Teknologi ini diawali
dengan pembuatan lubang sedalam 120 centimeter atau disesuaikan dengan
jenis tanah, dengan diameter sekitar 10 centimeter. Langkah selanjutnya
adalah memasukan sampah lapuk dua sampai tiga kilogram tergantung
jenisnya ke dalam lubang tersebut, lalu tutup dengan kawat jaring agar
orang yang menginjaknya tidak terperosok.
Teknologi ini menurut
Kamir, bisa diterapkan diselokan yang seluruhnya tertutup semen ataupun
dihalaman rumah. Air hujan yang masuk dengan mudah ketanah dan terserap
ke dalam lubang yang bisa dibuat lebih dari satu itu. Bagaimana
perjalanan Kamir R. Brata sampai menemukan teknologi Lubang Serapan
Biopori ini? Berikut bincang-bincan eramuslim di tempat kediamannya di
Bogor.
Sebenarnya apa yang mengilhami anda menemukan teknologi baru seperti ini?
Saya terinspirasi bahwa
segala sesuatu yang ada dimuka bumi ini tidak mubazir. Air penting bagi
kehidupan jangan dibuang, sampah juga penting jangan dibuang. Sudah
jelas masalahnya, karena itu saya menggunakannya dalam penelitian ini.

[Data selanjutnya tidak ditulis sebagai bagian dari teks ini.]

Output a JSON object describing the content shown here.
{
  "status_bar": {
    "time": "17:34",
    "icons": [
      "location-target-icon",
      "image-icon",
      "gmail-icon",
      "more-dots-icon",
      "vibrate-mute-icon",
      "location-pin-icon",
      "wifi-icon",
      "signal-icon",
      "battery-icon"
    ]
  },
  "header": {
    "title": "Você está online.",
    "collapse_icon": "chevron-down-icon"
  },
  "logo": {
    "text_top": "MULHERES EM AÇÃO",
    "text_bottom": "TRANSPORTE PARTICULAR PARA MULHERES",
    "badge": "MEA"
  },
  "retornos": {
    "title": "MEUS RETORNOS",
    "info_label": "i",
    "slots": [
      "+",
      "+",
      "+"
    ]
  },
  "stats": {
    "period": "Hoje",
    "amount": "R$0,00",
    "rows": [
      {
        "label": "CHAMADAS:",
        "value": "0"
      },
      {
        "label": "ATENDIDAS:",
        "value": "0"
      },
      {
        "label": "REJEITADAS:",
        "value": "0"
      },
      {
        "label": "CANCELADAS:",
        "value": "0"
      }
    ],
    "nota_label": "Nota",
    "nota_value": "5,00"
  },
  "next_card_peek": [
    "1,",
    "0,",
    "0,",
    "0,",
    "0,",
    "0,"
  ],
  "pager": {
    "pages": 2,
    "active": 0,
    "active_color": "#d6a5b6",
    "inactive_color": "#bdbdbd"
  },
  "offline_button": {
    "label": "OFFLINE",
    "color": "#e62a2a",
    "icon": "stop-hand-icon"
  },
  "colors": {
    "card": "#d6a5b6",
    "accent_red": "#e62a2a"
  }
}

Semua orang dapat memanfaatkannya tanpa alasan, dengan segera, agar
tidak terlalu banyak kemubaziran dan kita dapat merasakan manfaatnya.
Yang banyak terjadi
sekarang para ahli dan orang selalu digoda setan, dan menggampangkan
permasalahan yang bisa berdampak besar. Misalnya biar saja buang sedikit
sampah ataupun air dari atas pegunungan. Sedikit mula-mula memang tidak
membahayakan. Tetapi kalau semua melakukannya pasti akan terjadi
musibah.
Saya selaku orang Muslim,
menyadari bahwa pelaksanaan ibadah yang dilakukan harus disertai dengan
ketaatan kita dalam menjalankan perintahNya. Hal itu dapat terlihat
kalau kita tidak mentaati apa yang menjadi perintah Tuhan, Dia akan
menurunkan berbagai cobaan dan musibah. Karena itu, sebagai seorang ahli
yang mengetahui sistem ekologi tanah, di mana antara ekosistem antara
makhluk hidup yang berada di dalam tanah dan makhluk yang tak hidupnya
saling ketergantungan, maka kita perlu mengupayakan agar ekosistem tanah
tetap utuh dan tidak rusak demi kelangsungan kedua jenis makhluk yang
ada didalamnya.
Sampah yang kita buang,
lama kelamaan semakin banyak dan akan menjadi beban bagi lingkungan, dan
juga beban bagi manusia, karena tempat tinggalnya harus dipakai untuk
membuang sampah. Banyak juga yang berinisiatif membuangnya kesungai
ataupun saluran air, itupun akan menimbulkan dampak baru yakni meluapnya
air sungai.
Karena itu saya berupaya
mencari sebuah teknologi dan sebagai orang yang beragama pun saya
terpanggil untuk melakukan perubahan. Kita memang sudah mengenal yang
namanya sumur resapan air, tapi proses itu masih belum bisa mencegah
kemubaziran, karena tanahnya, hasil galian yang tidak sedikit itu harus
dibuang ke tempat lain. Selain itu air yang meresap tidak terlalu
banyak, sangat sulit memeliharanya.
Atas pemikiran itu serta
dengan alasan saya mengetahui makhluk Tuhan yang ada di dalam tanah
perlu dibantu untuk terus mendapatkan makanan dari bahan organik, maka
saya mencoba membuat Lubang Serapan Biopori ini.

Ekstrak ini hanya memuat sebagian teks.